DeepSeek frappe fort avec son modèle V4 : 1 000 milliards de paramètres, open source sous licence Apache 2.0, et surtout entraîné intégralement sur des puces chinoises Huawei Ascend. C’est la première IA de cette envergure à se passer totalement de NVIDIA.
Reuters a confirmé le 4 avril que DeepSeek V4 tournerait sur les processeurs Ascend 950PR de Huawei. Un signal géopolitique autant que technologique : la Chine prouve qu’elle peut rivaliser avec les laboratoires américains sans dépendre de leur matériel.
Des performances qui tutoient GPT-5
Le modèle utilise une architecture Mixture-of-Experts avec environ 37 milliards de paramètres actifs par requête sur un total de 1 000 milliards. Sa fenêtre de contexte atteint 1 million de tokens grâce à un système de mémoire conditionnelle baptisé Engram.
Les benchmarks internes sont impressionnants : 90 % sur HumanEval et plus de 80 % sur SWE-bench Verified, selon NxCode.

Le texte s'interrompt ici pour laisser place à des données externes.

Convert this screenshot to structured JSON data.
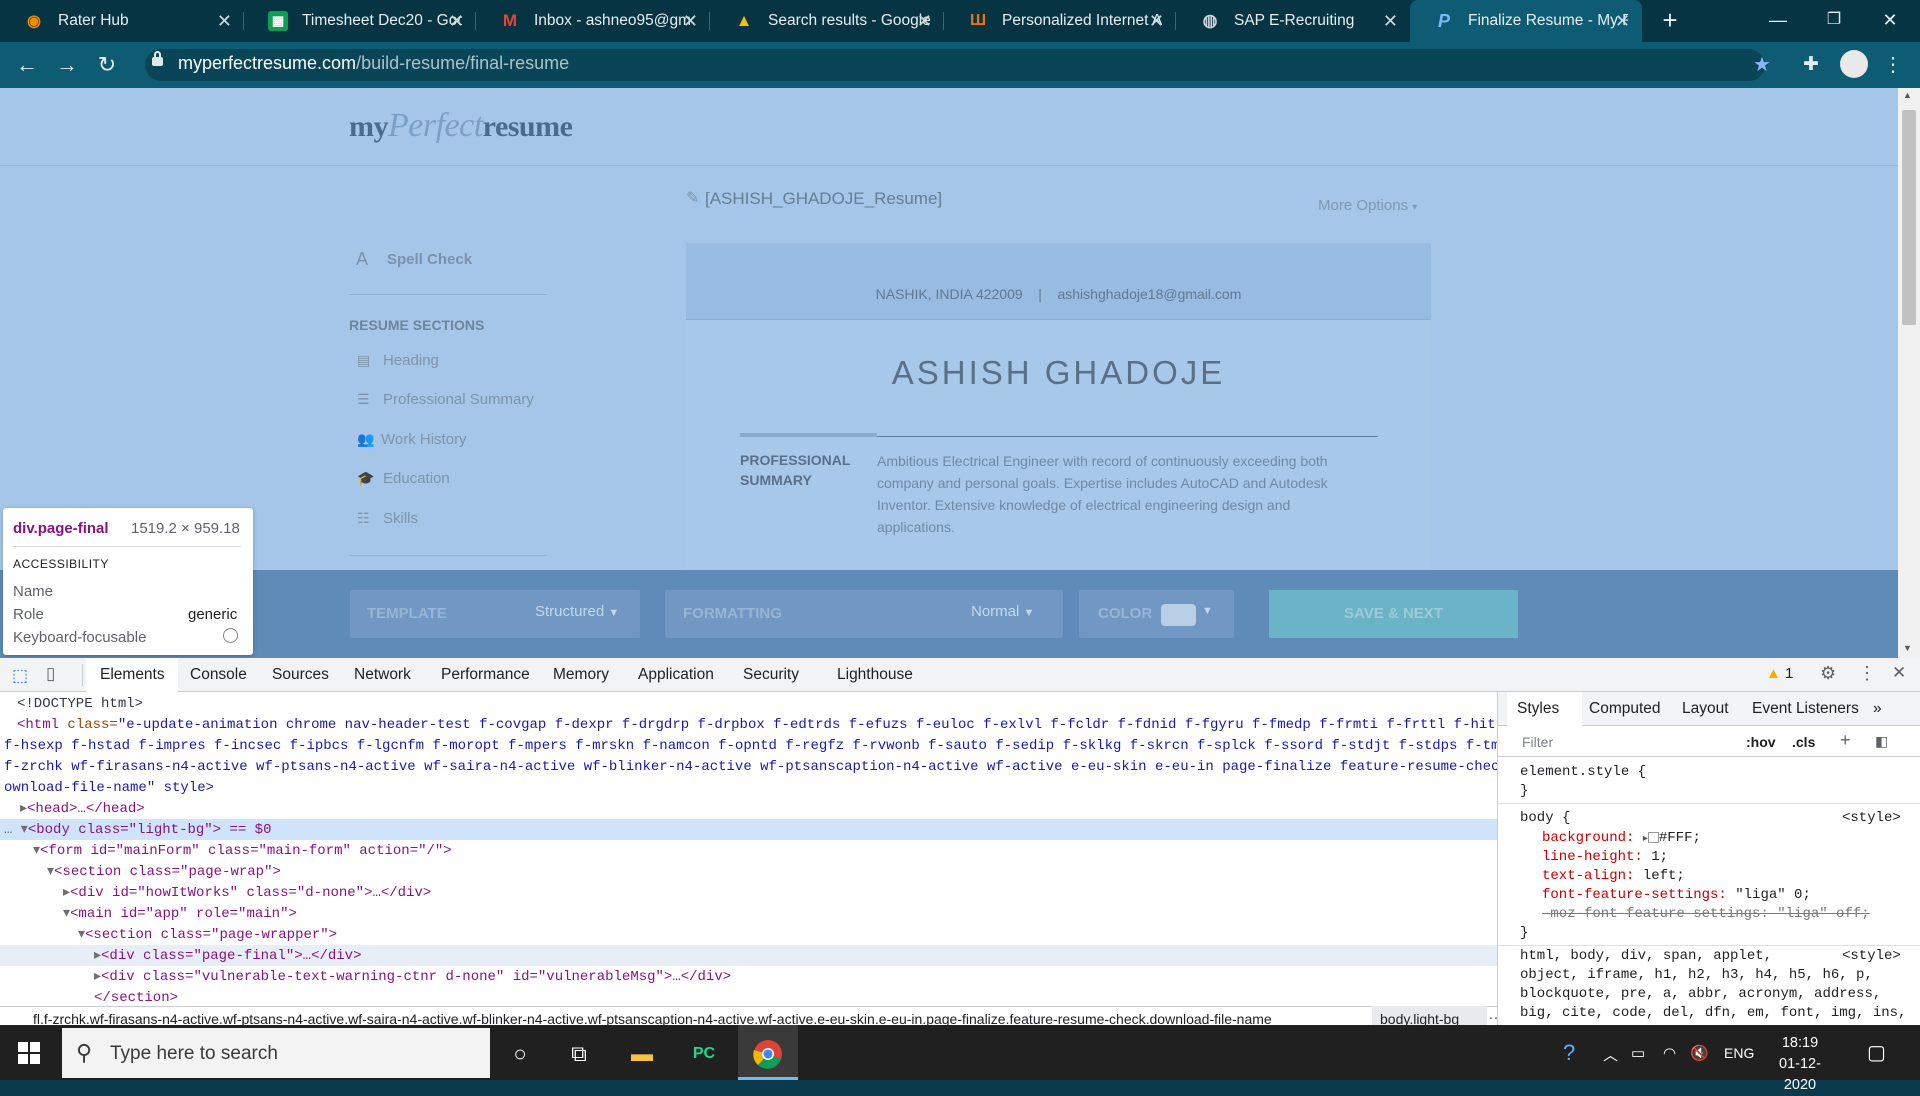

Ces chiffres n’ont pas encore été vérifiés de manière indépendante. Mais s’ils se confirment, DeepSeek V4 se positionne au niveau de Claude Opus et GPT-5 Codex sur les tâches de programmation, pour une fraction du coût.
27 fois moins cher que la concurrence
L’argument massue : le prix. L’API DeepSeek V4 est annoncée à 0,28 dollar par million de tokens en entrée et 1,10 dollar en sortie. C’est environ 27 fois moins cher que les modèles fermés comparables d’OpenAI ou d’Anthropic.
Pour les développeurs français, c’est un levier considérable.
Startups, PME et indépendants qui intègrent de l’IA dans leurs produits pourraient basculer vers DeepSeek V4 pour réduire drastiquement leurs coûts d’inférence. Le modèle est en plus distribuable librement sous licence Apache 2.0, ce qui signifie qu’il peut être hébergé en local sans aucune redevance.
Disponibilité et limites
Une version allégée, V4 Lite (200 milliards de paramètres), est apparue sur le site de DeepSeek le 9 mars. Le modèle complet est attendu courant avril 2026.
En version quantifiée INT8, il tourne sur deux cartes RTX 4090. En INT4, une seule RTX 5090 suffit.
Reste la question de la confiance : un modèle chinois open source soulève des interrogations légitimes sur la gouvernance des données et la conformité RGPD pour les entreprises européennes. À chaque organisation d’évaluer le rapport bénéfice-risque avant de l’adopter en production.